As part of my role as a hands-on data management advisor, I have to migrate data stored in legacy and nonrobust systems into a managed system environment. One of the most common formats I have to work with is that of Microsoft Excel. I prefer to review the data from large Excel worksheets and workbooks in SQL Server because I can use T-SQL queries to thoroughly check the data. To get the data into SQL Server, I had been using the Import Data feature of SQL Server Management Studio (SSMS) or building INSERT statements by concatenating values together in Excel expressions. However, both methods proved tedious, so I developed a solution that automatically builds INSERT statements.
My solution consists of an Excel macro named Create_Insert_Statements and a stored procedure named BSP_UTILITY_MatchColumnDataTypes. Here’s how the solution works. In the Excel worksheet whose data you want to export, you start the macro. The macro prompts you for a name for the table that will contain its output. The macro then constructs a CREATE TABLE statement using that table name and the worksheet’s column headers. The headers must be unique and can’t contain spaces.

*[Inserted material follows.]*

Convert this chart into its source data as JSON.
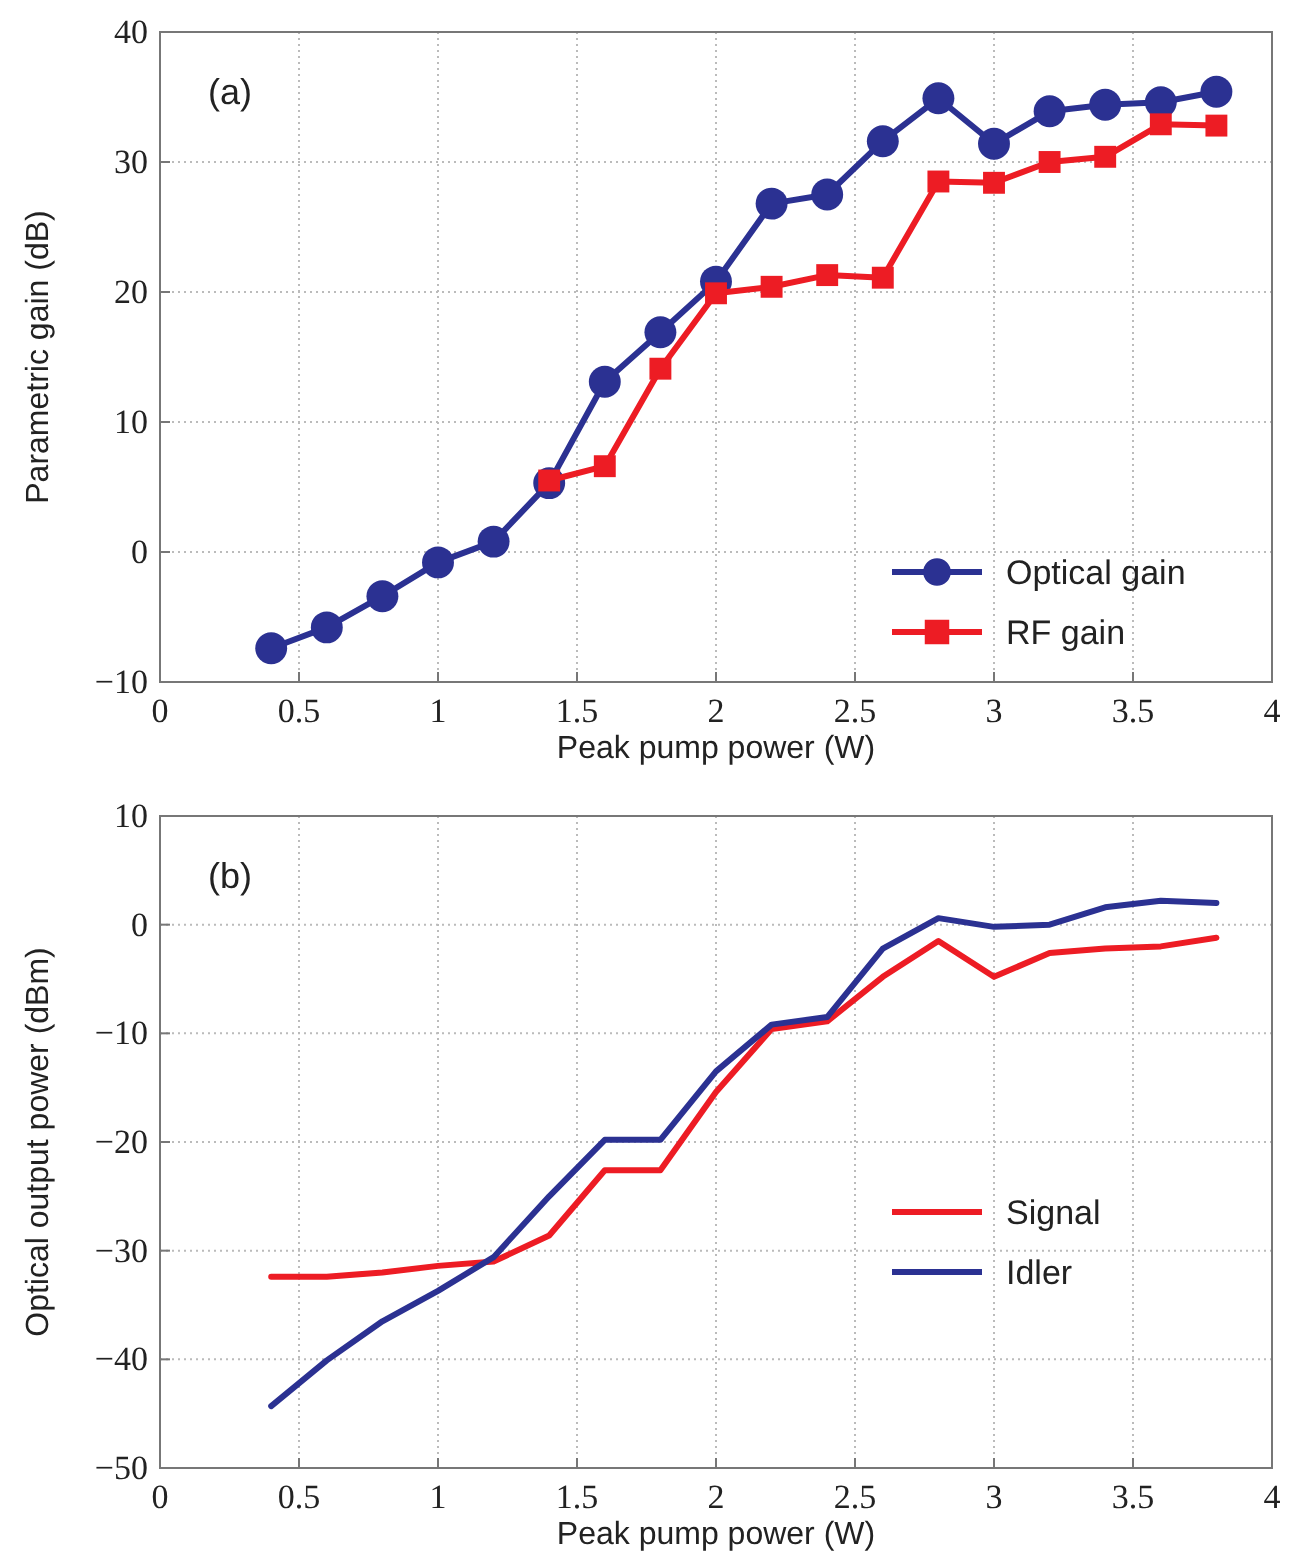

In addition, the worksheet’s first column needs to have contiguous values.
Next, the macro loops through the data, building INSERT statements for all the columns and rows. The INSERT statements, which look like
INSERT INTO <table name>
are written to a blank column (i.e., the third column past the last column containing data).
After the last INSERT statement is written, the macro copies the column to the clipboard. You then paste the INSERT statements into a New Query window in SSMS and execute them in any database (provided you have the necessary permissions). The result is a table and a command that you can use to run the BSP_UTILITY_MatchColumnDataTypes stored procedure. Because the macro saves all the columns as varchar(255), the stored procedure changes the data type of each column into a more appropriate type:
- If the values are numeric, have no decimals, and fall between 2^31 and -2^31, the column data type is changed to int.
- If the values are numeric but not integers, the column data type is changed to float.
- If no values meet the criterion isdate()=0, the column data type is changed to date.
- If the values don’t meet any of the aforementioned criteria, the varchar column is resized to the length of the longest value in the column.
You can download the code for the stored procedure (which is in the MatchColumnDataTypes.sql file) as well as the Create_Insert_Statements macro (which is in the Dynamic Database Insert Excel Tool.xls speadsheet) from the SQL Server Magazine website. Go to the top of this page and click the Download the Code Here button.
Besides the macro, the Dynamic Database Insert Excel Tool.xls spreadsheet contains sample data you can use to test the solution. To do so, follow these steps:
- Run MatchColumnDataTypes.sql to create the BSP_UTILITY_MatchColumnDataTypes stored procedure.
- Open Dynamic Database Insert Excel Tool.xls in Excel. Navigate to cell A2.
- Press Ctrl+Q.
- When the macro prompts you, enter a name for the output table.
- After the macro executes, paste the selected column into a New Query window in SSMS.
- Execute the code.
- In the results, find and uncomment the command that executes the BSP_UTILITY_MatchColumnDataTypes stored procedure. Manually execute that command to change the column data types.
I’ve tested this solution with SQL Server 2005 and Excel 2007. To view the macro’s code in Excel, press Alt+F8 to launch the Macro window. Select the Create_Insert_Statements macro and click Edit. If you’re unfamiliar with Excel macros, you can find information about them at the Microsoft Office web page.
With this solution, I can quickly import Excel data into SQL Server so that I can thoroughly review it using T-SQL. It’s not a perfect solution for all Excel data migration scenarios, but it greatly helps me with ad hoc reviews of large Excel data sets.